There needs to be a mass uprising against the very foundations of capitalism, one that achieves the transition to a system where most major industries are nationalized, the transformation of the remaining business structures into workplace democracies, and the creation of a worker’s democracy where, as Marx and Engels advocated, the poor and working people take the position of the ruling class.
When this new authority comes to power, it will need to prosecute fossil fuel executives and the politicians who’ve helped them. The current climate lawsuits are not enough, because those behind the climate crisis are guilty of war crimes. As Jacobin’s Kate Aronoff has written: “a push to try fossil-fuel executives for crimes against humanity could channel some much-needed populist rage at the climate’s 1 percent, and render them persona non grata in respectable society — let alone Congress or the UN, where they today enjoy broad access. Making people like Exxon CEO Darren Woods or Shell CEO Ben van Beurden well known and widely reviled would put names and faces to a problem too often discussed in the abstract. The climate fight has clear villains. It’s long past time to name and shame them.”

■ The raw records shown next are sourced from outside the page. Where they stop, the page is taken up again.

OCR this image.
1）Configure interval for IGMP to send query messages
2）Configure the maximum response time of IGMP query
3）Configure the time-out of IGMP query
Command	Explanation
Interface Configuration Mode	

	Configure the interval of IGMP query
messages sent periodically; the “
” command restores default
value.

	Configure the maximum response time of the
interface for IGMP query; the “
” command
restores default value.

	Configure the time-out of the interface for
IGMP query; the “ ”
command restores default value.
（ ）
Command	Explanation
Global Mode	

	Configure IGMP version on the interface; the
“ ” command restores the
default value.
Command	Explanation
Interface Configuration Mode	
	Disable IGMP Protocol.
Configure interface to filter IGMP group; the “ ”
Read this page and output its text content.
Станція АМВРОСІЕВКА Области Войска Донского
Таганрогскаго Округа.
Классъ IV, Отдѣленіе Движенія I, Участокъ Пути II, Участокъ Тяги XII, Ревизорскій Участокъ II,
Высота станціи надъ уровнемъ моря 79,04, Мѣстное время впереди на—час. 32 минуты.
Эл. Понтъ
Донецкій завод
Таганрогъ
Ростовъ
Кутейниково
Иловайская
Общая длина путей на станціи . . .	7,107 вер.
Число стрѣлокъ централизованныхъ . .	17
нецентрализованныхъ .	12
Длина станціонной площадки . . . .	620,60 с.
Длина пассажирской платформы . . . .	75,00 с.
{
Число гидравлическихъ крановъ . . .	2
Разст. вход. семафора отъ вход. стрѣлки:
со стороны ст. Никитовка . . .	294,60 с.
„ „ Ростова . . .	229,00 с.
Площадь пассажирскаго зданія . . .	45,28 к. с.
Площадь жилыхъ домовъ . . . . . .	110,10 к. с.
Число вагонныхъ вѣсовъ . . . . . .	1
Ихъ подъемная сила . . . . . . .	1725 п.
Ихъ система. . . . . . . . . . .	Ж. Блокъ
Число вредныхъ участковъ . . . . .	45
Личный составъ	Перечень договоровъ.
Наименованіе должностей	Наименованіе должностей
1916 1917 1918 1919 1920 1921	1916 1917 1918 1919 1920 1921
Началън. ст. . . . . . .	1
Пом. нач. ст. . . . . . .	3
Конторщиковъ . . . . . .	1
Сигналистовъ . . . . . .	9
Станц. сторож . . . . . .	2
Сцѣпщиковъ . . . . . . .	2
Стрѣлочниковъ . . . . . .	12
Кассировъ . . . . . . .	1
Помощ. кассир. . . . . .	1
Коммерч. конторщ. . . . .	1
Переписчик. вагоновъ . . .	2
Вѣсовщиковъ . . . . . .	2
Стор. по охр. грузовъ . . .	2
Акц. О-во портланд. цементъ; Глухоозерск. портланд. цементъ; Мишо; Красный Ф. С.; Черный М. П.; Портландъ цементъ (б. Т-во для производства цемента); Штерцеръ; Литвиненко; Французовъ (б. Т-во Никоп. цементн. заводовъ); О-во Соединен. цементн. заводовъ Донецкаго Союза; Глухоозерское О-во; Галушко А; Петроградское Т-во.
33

For decades, people like Limbaugh, Trump, and the executives mentioned have been stomping us under the boot of predatory capitalism while robbing us even of the natural landscapes from our childhoods. They’ve committed a crime against us that’s beyond comprehension. And the appropriate response is to lock up the climate holocaust’s central perpetrators while blowing their capitalist order to a million pieces.
This goal is realizable. Anti-capitalist revolutions have happened before in Russia, China, Cuba, Laos, Vietnam, and other places. And especially in modern America, with its unsurpassed levels of inequality, an uprising of this kind can be organized. Already the world appears to be entering a new revolutionary period, with protests like the gilets jaunes movement having broken out with exceptional intensity in the last year or so. And if we mobilize around the goal of revolutionary socialism, this unrest among the world’s lower classes will result in the establishment of an entirely new system.
This vision is what I find meaning in fighting towards. The earth can’t be repaired in our lifetimes, but human society can achieve justice if we reorder ourselves in a way that’s opposite to the existing paradigm. As we grieve for what we lost during this era, let’s build a civilization that won’t repeat the mistakes of the one which came before it.